Preparation is simple: mix one scoop with cold water. The powder dissolves into a green drink with an earthy, slightly sweet taste. Once opened, store the pouch in the refrigerator to preserve the live probiotics and enzymes. Travel packs, which are individual serving packets, are more shelf-stable for on-the-go use.

Is It Worth It

AG1 is essentially a premium multivitamin combined with greens powder, probiotics, and adaptogens in a single product. Its strongest selling point is convenience: if you’d otherwise be buying and taking several separate supplements, consolidating into one drink simplifies things. The NSF Certified for Sport testing adds a layer of quality assurance that most greens powders lack.

The weakness is the gap between marketing and evidence.

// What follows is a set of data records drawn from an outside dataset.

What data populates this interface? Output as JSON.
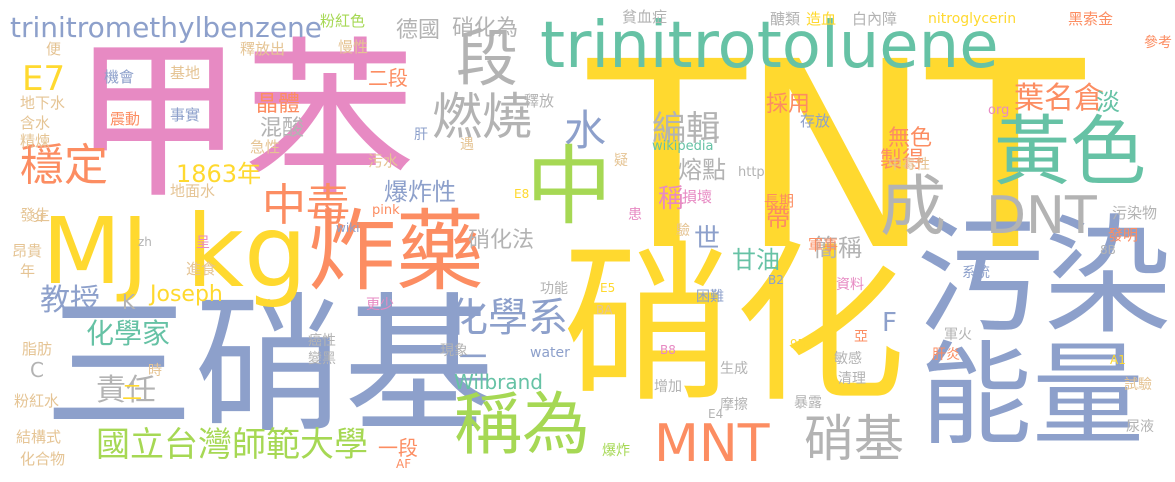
{
  "colors": {
    "pink": "#e78ac3",
    "yellow": "#ffd92f",
    "blue": "#8da0cb",
    "green": "#66c2a5",
    "orange": "#fc8d62",
    "gray": "#b3b3b3",
    "lime": "#a6d854",
    "tan": "#e5c494"
  },
  "words": [
    "TNT",
    "硝化",
    "甲苯",
    "三硝基",
    "污染",
    "能量",
    "trinitrotoluene",
    "MJ",
    "kg",
    "炸藥",
    "中",
    "黃色",
    "段",
    "成",
    "DNT",
    "稱為",
    "MNT",
    "硝基",
    "燃燒",
    "穩定",
    "中毒",
    "水",
    "化學系",
    "國立台灣師範大學",
    "三",
    "trinitromethylbenzene",
    "E7",
    "1863年",
    "教授",
    "Joseph",
    "Wilbrand",
    "化學家",
    "責任",
    "爆炸性",
    "硝化法",
    "編輯",
    "葉名倉",
    "製得",
    "無色",
    "熔點",
    "採用",
    "甘油",
    "簡稱",
    "帶",
    "世",
    "稱",
    "晶體",
    "混酸",
    "德國",
    "硝化為",
    "二段",
    "一段",
    "二",
    "淡",
    "F",
    "K",
    "C",
    "機會",
    "基地",
    "事實",
    "震動",
    "地下水",
    "含水",
    "精煉",
    "急性",
    "地面水",
    "污水",
    "發生",
    "昂貴",
    "年",
    "脂肪",
    "粉紅水",
    "結構式",
    "化合物",
    "便",
    "釋放出",
    "慢性",
    "粉紅色",
    "貧血症",
    "醣類",
    "造血",
    "白內障",
    "nitroglycerin",
    "黑索金",
    "參考",
    "org",
    "http",
    "wikipedia",
    "中毒性",
    "污染物",
    "發明",
    "軍事",
    "長期",
    "損壞",
    "疑",
    "遇",
    "肝",
    "存放",
    "釋放",
    "患",
    "E8",
    "pink",
    "wiki",
    "zh",
    "呈",
    "進食",
    "更少",
    "功能",
    "E5",
    "B2",
    "困難",
    "BA",
    "系統",
    "資料",
    "8B",
    "試驗",
    "A1",
    "肝炎",
    "軍火",
    "敏感",
    "亞",
    "9D",
    "清理",
    "生成",
    "摩擦",
    "增加",
    "B8",
    "water",
    "現象",
    "癌性",
    "變黑",
    "時",
    "暴露",
    "E4",
    "爆炸",
    "尿液",
    "AF",
    "9F",
    "驗"
  ]
}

The company makes dozens of health claims spanning nearly every body system, but only one clinical trial has been published on the actual AG1 formula, and its findings were modest. Many of the individual ingredients in AG1, like probiotics and certain vitamins, do have solid research behind them in isolation. But that doesn’t mean the specific doses and combinations in AG1 deliver all the benefits listed on the label. At roughly $3 per day, you’re paying a significant premium over a standard multivitamin and a separate probiotic, which would cover much of the same ground for a fraction of the cost.